Diabetes – What is Diabetes?
Diabetes is a serious condition that affects millions of people every year. It occurs when the body fails to produce enough insulin or cannot make use of the insulin it does have effectively.
Exercise, diet and medication can all help in preventing or delaying the development of the disease. It’s also important to be aware of symptoms to be able to tell if something is wrong and seek treatment.
What is diabetes?
Diabetes is a chronic health problem (long-lasting), which impacts the way your body converts food into energy. It occurs when the pancreas isn’t producing enough insulin or isn’t able to use it as well as it should.
Insulin is a hormone that assists cells absorb and utilize sugar, also known as glucose. Type 2 diabetics aren’t producing enough insulin or their bodies cannot use it correctly.
The blood sugar levels increase with time in both forms of diabetes. This can lead to issues with the kidneys, eyes and feet. It can also damage the arteries in your heart and brain.
Type 1 diabetes
Type 1 diabetes is a disease caused by an autoimmune reaction, which means that your immune system attacks the pancreatic cells that produce insulin, and destroys them. The process of destruction can last for several years or even decades until it eventually leads to the complete absence of insulin.
Insulin is needed by people with type 1 diabetes all day. They must also keep an eye on their blood sugar levels and adjust their insulin, food, and levels of exercise to keep their blood sugar within an acceptable range.
Type 2 diabetes
If you have type 2, your body is not functioning as insulin should. Insulin is a hormone that helps your cells take blood sugar (glucose) out of your blood and into your cells, where it can be used for energy.
Type 2 diabetics should exercise and eat a balanced diet. They may also have to take medication to control their blood sugar levels.
Women with diabetes are afflicted with symptoms
Diabetes is a chronic condition that affects people of all races and ethnic groups and ages as well as genders. Women are more at risk than men.
Women who suffer from diabetes are more likely to develop complications, like heart disease (the most common complication associated with diabetes), and vision loss.
Polydipsia is one of the warning signs for women suffering from diabetes. This is because diabetes causes excess sugar to build up in the blood, and your kidneys don’t have the capacity to eliminate it in a proper manner.
Men who suffer from diabetes show signs
In diabetes it is when cells are unable use blood sugar (glucose) for energy. This is typically because the pancreas stops producing enough insulin.
This can result in high blood glucose levels. The body tries to lower these levels by flushing the excess glucose out of your bloodstream via urine.
People with diabetes are typically thirsty, and they have to drink lots of fluids.
Men also may lose weight because their bodies utilize muscles to generate energy, not fat. This is due to their blood sugar levels remain elevated for long periods.
A healthy diet for diabetes is a crucial aspect of managing your diabetes. It can help you manage your blood sugar levels, manage your weight and reduce heart disease risk factors.

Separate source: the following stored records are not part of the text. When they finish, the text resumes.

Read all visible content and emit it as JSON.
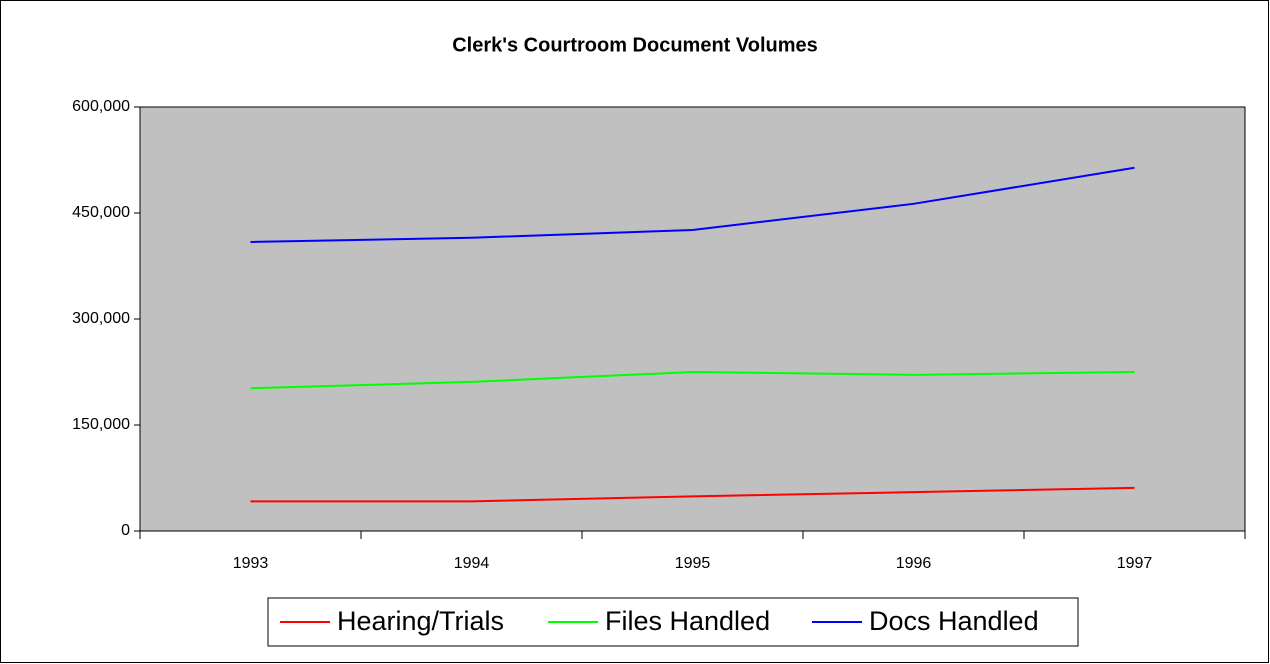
{
  "chart_data": {
    "type": "line",
    "title": "Clerk's Courtroom Document Volumes",
    "categories": [
      "1993",
      "1994",
      "1995",
      "1996",
      "1997"
    ],
    "series": [
      {
        "name": "Hearing/Trials",
        "color": "#ff0000",
        "values": [
          42000,
          42000,
          49000,
          55000,
          61000
        ]
      },
      {
        "name": "Files Handled",
        "color": "#00ff00",
        "values": [
          202000,
          211000,
          225000,
          221000,
          225000
        ]
      },
      {
        "name": "Docs Handled",
        "color": "#0000ff",
        "values": [
          409000,
          415000,
          426000,
          463000,
          514000
        ]
      }
    ],
    "ylim": [
      0,
      600000
    ],
    "yticks": [
      0,
      {
        "value": 150000,
        "label": "150,000"
      },
      {
        "value": 300000,
        "label": "300,000"
      },
      {
        "value": 450000,
        "label": "450,000"
      },
      {
        "value": 600000,
        "label": "600,000"
      }
    ],
    "plot_background": "#c0c0c0",
    "legend": "bottom"
  }
}
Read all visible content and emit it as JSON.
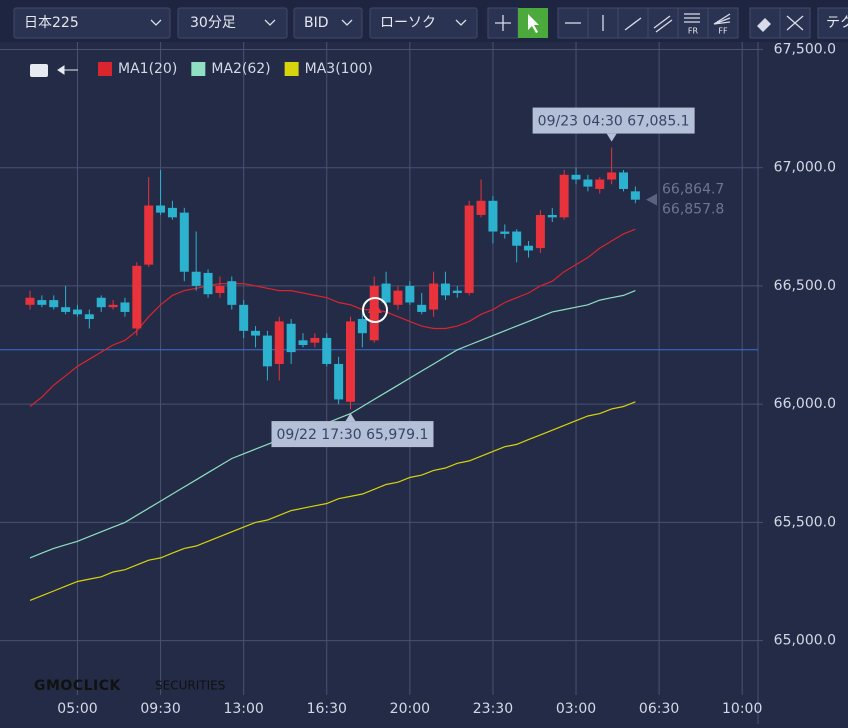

You should include whole food items in your diet, like fruits, vegetables, and whole grains. Also, dairy products that are low in fat products and legumes are excellent choices. It should also be low in saturated (unhealthy) fat and added sugars.
You may need to limit your consumption of drinks sweetened with sugar. These drinks usually contain lots of sugar in them and can cause high blood sugar levels.
Your doctor may prescribe diabetes medications to keep your blood sugar (glucose) levels within a normal range. These medications are typically paired with lifestyle changes such as exercise and diet to help you manage your diabetes.
If your blood sugar levels aren’t managed on one medication then a second medication could be added. Your doctor will help you pick the best medication for your preferences and needs.
Newer medicines, such as sodium-glucose -cotransporter-2 inhibitors, and glucagon peptide-1 receptor antagonists, lower blood sugar levels and provide benefits for the kidneys and cardiovascular system, while decreasing the risk of complications. They also aid in weight loss and are available in injectable and tablet forms.